We will see an example on how to use biogeme to estimate ordered logit models.
We will use the (in)famous 'affairs' dataset, describe below.

The data comes from a survey from *Psychology Today*, conducted in the year 1969.

How often engaged in extramarital sexual intercourse during the past year?
With the possible answers:

* None
* Once
* Twice
* Three times
* 4 to 10 times
* Monthly
* Weekly
* Daily

# Description of the dataset

The dataset has 601 observations of the following variables:

* **affairs:** The answer to the survey, the answers are encode with numbers.
  0 = None, 1 = Once, 2 = Twice, 3=Three times, 7= 4 to 10 times, 12= monthly, 12 = weekly, 12 = daily.
  As we see, the information was encoded in such a way that we lose information about the more frequent answers, and the encoded numbers do not completely coincide with the frequencies. However, there is an ordinal relationship among the possible answer, from less frequent to more frequent.

*  **gender:** Categorical variable indicating either male or female among the participants.

* **age:** Numeric variable coding age in years: 17.5 = under 20, 22 = 20–24, 27 = 25–29, 32 = 30–34, 37 = 35–39, 42 = 40–44, 47 = 45–49, 52 = 50–54, 57 = 55 or over. 

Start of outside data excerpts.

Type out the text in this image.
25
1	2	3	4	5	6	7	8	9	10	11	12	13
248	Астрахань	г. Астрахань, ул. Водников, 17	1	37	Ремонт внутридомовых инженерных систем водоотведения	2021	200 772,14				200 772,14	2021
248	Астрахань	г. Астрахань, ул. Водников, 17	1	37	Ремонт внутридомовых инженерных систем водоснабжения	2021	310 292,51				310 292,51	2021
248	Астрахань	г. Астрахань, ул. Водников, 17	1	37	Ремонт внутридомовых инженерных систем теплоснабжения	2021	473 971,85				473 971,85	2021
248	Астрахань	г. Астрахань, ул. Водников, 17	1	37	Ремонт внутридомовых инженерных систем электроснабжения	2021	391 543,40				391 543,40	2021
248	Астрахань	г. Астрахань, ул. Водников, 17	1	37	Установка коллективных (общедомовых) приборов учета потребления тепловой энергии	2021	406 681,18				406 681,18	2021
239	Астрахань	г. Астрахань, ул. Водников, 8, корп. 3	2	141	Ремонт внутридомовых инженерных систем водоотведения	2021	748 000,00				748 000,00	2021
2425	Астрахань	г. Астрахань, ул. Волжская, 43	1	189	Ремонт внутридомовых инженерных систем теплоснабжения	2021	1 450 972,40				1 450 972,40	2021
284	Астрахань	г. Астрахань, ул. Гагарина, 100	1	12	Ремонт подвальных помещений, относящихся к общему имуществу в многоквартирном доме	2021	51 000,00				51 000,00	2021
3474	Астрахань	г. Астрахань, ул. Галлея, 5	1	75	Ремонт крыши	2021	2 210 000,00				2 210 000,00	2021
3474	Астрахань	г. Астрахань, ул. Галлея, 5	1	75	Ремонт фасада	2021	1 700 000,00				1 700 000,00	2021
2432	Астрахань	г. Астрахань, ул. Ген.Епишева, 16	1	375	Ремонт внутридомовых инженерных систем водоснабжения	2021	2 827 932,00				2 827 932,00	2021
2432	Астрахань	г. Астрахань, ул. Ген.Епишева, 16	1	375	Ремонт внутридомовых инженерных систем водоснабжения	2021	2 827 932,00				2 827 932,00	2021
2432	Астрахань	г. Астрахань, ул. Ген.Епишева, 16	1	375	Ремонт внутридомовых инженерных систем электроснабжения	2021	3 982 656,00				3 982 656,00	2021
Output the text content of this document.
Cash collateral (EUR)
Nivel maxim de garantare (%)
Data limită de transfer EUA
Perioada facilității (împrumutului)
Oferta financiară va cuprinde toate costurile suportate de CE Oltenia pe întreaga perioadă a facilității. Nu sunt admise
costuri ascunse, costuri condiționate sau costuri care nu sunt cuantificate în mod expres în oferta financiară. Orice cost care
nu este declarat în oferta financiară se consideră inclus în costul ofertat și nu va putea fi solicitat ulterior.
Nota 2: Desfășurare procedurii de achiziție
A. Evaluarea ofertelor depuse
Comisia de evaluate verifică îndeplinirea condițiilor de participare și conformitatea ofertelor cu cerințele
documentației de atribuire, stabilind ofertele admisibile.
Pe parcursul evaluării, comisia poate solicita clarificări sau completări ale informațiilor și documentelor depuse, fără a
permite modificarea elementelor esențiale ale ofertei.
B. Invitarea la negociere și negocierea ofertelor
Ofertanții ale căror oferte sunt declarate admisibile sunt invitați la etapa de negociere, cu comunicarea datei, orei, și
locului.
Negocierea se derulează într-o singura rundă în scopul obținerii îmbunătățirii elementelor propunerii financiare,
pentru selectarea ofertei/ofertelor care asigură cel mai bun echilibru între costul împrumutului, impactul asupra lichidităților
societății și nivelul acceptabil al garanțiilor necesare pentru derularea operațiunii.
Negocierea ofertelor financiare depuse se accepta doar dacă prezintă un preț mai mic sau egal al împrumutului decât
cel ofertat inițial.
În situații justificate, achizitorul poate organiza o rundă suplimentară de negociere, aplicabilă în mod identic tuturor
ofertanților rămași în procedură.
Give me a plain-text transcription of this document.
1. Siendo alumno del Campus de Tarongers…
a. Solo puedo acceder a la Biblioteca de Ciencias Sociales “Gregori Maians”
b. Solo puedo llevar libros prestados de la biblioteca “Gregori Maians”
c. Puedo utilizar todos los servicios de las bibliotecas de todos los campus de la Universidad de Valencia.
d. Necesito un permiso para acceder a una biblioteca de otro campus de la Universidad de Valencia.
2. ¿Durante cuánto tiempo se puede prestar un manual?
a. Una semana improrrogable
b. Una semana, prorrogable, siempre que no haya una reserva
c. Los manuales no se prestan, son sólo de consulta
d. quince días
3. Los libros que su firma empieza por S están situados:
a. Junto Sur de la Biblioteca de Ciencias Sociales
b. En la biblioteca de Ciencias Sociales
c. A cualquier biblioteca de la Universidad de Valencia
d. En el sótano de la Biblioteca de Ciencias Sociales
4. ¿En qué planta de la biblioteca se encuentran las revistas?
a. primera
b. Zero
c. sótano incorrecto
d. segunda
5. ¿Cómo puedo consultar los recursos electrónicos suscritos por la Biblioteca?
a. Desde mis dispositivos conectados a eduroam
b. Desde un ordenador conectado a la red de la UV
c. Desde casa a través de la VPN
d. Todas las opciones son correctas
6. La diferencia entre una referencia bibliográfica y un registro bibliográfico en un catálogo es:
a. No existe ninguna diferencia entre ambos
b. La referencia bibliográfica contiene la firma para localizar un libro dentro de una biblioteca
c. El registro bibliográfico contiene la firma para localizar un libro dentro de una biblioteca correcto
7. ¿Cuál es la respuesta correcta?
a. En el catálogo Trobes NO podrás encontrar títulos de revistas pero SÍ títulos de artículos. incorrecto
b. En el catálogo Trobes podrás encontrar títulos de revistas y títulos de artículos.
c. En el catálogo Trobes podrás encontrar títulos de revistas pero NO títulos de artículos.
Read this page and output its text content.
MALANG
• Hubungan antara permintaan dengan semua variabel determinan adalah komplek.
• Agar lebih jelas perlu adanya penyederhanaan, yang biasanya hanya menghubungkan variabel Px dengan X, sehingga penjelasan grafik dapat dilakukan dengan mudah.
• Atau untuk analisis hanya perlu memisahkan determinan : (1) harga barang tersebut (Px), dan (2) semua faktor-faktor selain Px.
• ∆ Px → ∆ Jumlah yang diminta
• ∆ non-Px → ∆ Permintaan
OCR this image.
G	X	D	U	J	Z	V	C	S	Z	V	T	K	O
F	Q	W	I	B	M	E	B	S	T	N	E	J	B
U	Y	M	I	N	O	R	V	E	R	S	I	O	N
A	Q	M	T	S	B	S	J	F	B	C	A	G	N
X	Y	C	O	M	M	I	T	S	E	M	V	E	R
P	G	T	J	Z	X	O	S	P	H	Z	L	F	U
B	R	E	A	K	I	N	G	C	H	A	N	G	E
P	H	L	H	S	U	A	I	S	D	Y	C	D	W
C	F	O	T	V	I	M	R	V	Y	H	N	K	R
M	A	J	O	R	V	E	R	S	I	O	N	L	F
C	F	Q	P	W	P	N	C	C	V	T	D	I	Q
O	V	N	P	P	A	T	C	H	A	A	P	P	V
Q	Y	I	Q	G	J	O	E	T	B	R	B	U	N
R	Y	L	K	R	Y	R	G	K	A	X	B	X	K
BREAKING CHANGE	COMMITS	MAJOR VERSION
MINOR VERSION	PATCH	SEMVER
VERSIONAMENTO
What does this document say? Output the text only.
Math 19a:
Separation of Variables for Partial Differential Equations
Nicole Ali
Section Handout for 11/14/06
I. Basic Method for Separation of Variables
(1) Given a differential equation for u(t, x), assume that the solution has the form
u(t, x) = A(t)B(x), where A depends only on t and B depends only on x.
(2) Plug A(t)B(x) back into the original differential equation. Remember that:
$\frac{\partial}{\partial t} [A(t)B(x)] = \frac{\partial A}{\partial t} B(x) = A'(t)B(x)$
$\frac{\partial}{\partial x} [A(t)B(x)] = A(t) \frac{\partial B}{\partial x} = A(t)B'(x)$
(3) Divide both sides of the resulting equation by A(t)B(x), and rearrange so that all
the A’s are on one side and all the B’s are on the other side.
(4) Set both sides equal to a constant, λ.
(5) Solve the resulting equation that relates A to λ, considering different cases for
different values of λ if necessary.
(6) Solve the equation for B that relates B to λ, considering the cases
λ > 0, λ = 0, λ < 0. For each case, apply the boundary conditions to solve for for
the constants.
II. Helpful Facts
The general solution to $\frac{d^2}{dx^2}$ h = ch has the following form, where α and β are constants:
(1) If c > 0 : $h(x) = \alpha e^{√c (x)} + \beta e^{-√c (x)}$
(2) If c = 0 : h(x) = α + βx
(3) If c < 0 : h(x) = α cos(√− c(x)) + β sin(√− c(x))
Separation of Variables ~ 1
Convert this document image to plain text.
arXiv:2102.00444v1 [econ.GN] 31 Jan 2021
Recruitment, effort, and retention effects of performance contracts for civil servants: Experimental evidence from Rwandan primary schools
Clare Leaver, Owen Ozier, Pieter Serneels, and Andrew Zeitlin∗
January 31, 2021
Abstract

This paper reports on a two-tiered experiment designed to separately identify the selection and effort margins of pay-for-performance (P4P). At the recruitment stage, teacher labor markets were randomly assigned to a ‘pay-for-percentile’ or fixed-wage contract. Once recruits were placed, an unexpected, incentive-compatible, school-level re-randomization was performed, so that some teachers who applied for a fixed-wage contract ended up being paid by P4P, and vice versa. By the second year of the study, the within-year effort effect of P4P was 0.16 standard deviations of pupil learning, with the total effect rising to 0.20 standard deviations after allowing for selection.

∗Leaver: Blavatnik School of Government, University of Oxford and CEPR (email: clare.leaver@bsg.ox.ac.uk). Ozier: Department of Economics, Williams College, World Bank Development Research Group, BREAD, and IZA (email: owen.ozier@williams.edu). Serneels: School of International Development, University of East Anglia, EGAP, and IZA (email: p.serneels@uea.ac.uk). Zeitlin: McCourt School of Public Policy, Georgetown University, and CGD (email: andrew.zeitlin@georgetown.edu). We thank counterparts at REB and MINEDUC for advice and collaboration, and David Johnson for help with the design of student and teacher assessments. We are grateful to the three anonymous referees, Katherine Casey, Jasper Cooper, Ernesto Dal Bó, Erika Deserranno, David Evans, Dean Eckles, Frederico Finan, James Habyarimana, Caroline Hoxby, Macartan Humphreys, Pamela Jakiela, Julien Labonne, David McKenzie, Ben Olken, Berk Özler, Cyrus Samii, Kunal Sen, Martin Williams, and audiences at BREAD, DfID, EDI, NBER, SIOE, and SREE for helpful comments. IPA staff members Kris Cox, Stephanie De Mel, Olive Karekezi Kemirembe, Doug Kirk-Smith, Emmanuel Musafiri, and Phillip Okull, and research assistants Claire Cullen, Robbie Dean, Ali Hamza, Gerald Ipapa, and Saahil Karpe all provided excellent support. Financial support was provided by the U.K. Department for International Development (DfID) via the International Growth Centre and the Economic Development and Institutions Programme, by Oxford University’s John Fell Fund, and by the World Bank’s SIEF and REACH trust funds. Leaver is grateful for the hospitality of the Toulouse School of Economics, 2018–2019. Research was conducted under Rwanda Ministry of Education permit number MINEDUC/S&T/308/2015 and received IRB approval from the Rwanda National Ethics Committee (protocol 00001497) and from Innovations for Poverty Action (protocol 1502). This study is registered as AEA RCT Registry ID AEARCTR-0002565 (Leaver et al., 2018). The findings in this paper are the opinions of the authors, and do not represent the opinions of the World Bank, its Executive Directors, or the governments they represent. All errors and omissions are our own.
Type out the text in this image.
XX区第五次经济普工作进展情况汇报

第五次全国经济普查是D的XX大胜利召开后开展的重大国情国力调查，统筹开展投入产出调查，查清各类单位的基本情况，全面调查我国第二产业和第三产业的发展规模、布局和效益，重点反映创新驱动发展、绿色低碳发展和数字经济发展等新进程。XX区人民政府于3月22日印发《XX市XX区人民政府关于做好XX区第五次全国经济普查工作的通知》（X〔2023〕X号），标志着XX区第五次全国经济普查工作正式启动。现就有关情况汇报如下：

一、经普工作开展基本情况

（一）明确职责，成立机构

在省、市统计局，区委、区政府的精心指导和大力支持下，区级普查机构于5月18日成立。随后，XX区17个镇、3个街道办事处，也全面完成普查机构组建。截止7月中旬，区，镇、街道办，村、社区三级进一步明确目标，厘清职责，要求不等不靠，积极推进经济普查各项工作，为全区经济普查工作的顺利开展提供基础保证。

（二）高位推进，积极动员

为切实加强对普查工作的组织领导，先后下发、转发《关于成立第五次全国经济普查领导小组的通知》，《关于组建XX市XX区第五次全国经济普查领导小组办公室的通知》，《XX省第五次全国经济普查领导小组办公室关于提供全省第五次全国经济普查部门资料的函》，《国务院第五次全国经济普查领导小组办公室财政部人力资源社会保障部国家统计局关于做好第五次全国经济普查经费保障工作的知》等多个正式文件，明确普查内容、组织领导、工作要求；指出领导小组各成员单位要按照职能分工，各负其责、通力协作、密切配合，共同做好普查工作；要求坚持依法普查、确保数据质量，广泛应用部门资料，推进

* **yearsmarried:** Numeric variable coding number of years married: 0.125 = 3 months or less, 0.417 = 4–6 months, 0.75 = 6 months–1 year, 1.5 = 1–2 years, 4 = 3–5 years, 7 = 6–8 years, 10 = 9–11 years, 15 = 12 or more years.

* **children:** Categorical variable indicating if there are children in the marriage.

* **religiousness:** Categorical variable indicating how religious in the person, encoded as numbers: 1 = anti, 2 = not at all, 3 = slightly, 4 = somewhat, 5 = very.

* **education:**: Categorical variable indicating the level of education. Encoded as numbers: 9 = grade school, 12 = high school graduate, 14 = some college, 16 = college graduate, 17 = some graduate work, 18 = master's degree, 20 = Ph.D., M.D., or other advanced degree.

* **occupation:** Categorical variable classifying the profession of the individual. Encoded as numbers, and the meaning of the numbers has been somewhat lost in time. But it could be something like the one in this [link.](https://dictionary.fitbir.nih.gov/portal/publicData/dataElementAction!view.action?dataElementName=HollingsheadJobClassCat&publicArea=true)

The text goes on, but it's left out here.